Because alcoholism is a lifelong disease similar to other chronic medical conditions (e.g., cancer, asthma, diabetes), there is no cure for it. However, with professional treatment and ongoing recovery efforts, it can be successfully managed.
Effective treatment for alcohol dependence usually begins with detox, followed by inpatient or outpatient rehab, depending on the extent of your addiction.11 Different therapies are provided and may include:12
- Behavioral treatments help you identify the reasons you developed an addiction and teach you the skills you’ll need to move forward in your life and prevent relapse.

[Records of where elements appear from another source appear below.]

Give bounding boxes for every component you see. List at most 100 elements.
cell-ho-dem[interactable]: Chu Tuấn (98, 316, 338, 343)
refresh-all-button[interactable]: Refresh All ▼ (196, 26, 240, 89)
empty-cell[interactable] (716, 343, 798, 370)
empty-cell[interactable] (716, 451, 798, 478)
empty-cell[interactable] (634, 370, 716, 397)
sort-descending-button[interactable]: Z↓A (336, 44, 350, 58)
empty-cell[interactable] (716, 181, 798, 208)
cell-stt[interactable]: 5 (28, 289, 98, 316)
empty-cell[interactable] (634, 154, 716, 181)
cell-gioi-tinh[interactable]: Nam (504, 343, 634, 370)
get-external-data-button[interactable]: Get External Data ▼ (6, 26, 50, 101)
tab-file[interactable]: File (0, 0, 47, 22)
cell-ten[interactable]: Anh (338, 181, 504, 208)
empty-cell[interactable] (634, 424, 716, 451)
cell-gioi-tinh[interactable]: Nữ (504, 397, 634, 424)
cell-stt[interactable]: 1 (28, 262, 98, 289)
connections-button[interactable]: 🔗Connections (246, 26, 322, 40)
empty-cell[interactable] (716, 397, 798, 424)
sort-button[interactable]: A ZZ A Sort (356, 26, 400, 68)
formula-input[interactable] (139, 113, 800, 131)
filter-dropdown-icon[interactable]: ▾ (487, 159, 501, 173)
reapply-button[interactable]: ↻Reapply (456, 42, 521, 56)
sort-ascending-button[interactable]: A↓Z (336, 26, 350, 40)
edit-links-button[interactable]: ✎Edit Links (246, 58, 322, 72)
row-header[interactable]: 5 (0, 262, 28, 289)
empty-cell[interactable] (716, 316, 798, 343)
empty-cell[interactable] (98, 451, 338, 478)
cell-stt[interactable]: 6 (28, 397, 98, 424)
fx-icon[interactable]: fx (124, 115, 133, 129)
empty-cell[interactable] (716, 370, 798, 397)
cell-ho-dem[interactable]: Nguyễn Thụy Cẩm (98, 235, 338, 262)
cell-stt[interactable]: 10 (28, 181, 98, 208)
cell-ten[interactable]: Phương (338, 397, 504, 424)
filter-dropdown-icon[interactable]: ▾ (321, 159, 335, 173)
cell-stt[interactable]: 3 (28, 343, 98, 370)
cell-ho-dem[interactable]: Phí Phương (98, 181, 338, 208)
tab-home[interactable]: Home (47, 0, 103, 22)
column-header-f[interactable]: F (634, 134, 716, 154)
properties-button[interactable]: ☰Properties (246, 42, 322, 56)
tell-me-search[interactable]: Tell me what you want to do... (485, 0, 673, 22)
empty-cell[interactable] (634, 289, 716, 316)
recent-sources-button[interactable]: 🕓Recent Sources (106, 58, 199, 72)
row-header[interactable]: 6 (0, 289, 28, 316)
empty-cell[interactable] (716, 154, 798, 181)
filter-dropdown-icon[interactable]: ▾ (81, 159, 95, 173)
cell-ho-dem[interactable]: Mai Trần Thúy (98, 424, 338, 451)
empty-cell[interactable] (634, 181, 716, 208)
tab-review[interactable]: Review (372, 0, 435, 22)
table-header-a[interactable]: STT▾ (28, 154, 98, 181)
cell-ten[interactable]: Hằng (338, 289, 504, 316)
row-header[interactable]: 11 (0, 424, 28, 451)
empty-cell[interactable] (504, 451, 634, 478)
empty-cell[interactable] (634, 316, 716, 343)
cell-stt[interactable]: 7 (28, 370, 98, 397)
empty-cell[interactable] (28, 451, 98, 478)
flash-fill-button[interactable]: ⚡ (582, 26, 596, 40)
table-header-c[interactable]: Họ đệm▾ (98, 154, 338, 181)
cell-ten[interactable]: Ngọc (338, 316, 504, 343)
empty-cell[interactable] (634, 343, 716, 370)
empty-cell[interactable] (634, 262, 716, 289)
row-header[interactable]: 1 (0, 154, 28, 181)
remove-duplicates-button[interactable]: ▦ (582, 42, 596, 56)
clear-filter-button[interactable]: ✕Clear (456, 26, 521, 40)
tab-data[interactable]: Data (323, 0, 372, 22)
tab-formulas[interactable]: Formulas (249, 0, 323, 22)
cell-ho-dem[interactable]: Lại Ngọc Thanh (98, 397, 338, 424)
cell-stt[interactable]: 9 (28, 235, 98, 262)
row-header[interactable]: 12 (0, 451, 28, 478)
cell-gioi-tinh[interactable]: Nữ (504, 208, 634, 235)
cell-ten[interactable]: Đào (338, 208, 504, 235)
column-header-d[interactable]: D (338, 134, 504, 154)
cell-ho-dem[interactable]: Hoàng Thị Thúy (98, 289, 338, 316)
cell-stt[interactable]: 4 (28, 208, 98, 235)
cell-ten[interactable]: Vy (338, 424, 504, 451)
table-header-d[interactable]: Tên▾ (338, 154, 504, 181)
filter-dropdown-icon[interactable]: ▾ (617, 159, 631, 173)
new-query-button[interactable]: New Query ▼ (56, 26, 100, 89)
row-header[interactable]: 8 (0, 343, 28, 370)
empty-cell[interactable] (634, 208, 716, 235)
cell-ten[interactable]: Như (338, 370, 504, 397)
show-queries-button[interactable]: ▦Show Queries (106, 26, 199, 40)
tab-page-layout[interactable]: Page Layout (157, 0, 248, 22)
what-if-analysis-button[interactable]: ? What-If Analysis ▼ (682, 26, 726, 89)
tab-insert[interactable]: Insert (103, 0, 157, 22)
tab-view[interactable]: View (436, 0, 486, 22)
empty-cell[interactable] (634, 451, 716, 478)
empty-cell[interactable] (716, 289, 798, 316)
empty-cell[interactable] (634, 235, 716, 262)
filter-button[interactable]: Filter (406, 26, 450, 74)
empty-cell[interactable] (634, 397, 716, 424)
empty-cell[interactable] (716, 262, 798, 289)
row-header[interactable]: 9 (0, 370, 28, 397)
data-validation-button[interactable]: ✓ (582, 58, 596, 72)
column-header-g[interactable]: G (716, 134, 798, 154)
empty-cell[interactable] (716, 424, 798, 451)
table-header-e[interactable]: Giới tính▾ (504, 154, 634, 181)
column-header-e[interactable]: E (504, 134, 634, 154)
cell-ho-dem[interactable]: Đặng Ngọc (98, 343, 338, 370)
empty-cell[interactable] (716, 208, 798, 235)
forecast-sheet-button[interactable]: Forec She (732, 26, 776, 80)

- Medications, which can help you stop drinking and prevent relapse.
- Self-help groups, which are a way to obtain additional support.
Research shows that about one-third of people who receive treatment for alcoholism show no further symptoms one year later and have fewer alcohol-related issues.11 NIDA points out that self-help groups like AA can “complement and extend the effects of professional treatment,” and that most treatment programs encourage participating in these groups.13
FAQs About AA
Some of the most common questions about Alcoholics Anonymous include:14
- Does AA cost money? No, AA is free of charge.
- When should you go to AA? You can go to AA when you feel that alcohol has become a problem for you or even if you’re not yet sure. Anyone interested in AA is welcome at open meetings.
- Can you just walk into an AA meeting? Most people start by just attending a group in their area, which you can find on their website. Be aware that there are two options for meetings. Open meetings are group meetings that any member of the community may attend, and closed meetings are for members of AA only.
- Do you have to be religious? AA is not a religious society, though it is based on certain spiritual values. Individuals are free to interpret these values in the way that best suits their needs.
- Once I stop drinking, can I stop going to meetings? Though you are able to stop going to meetings at any time, it can be beneficial to continue to attend meetings in order to reduce the risk of relapse.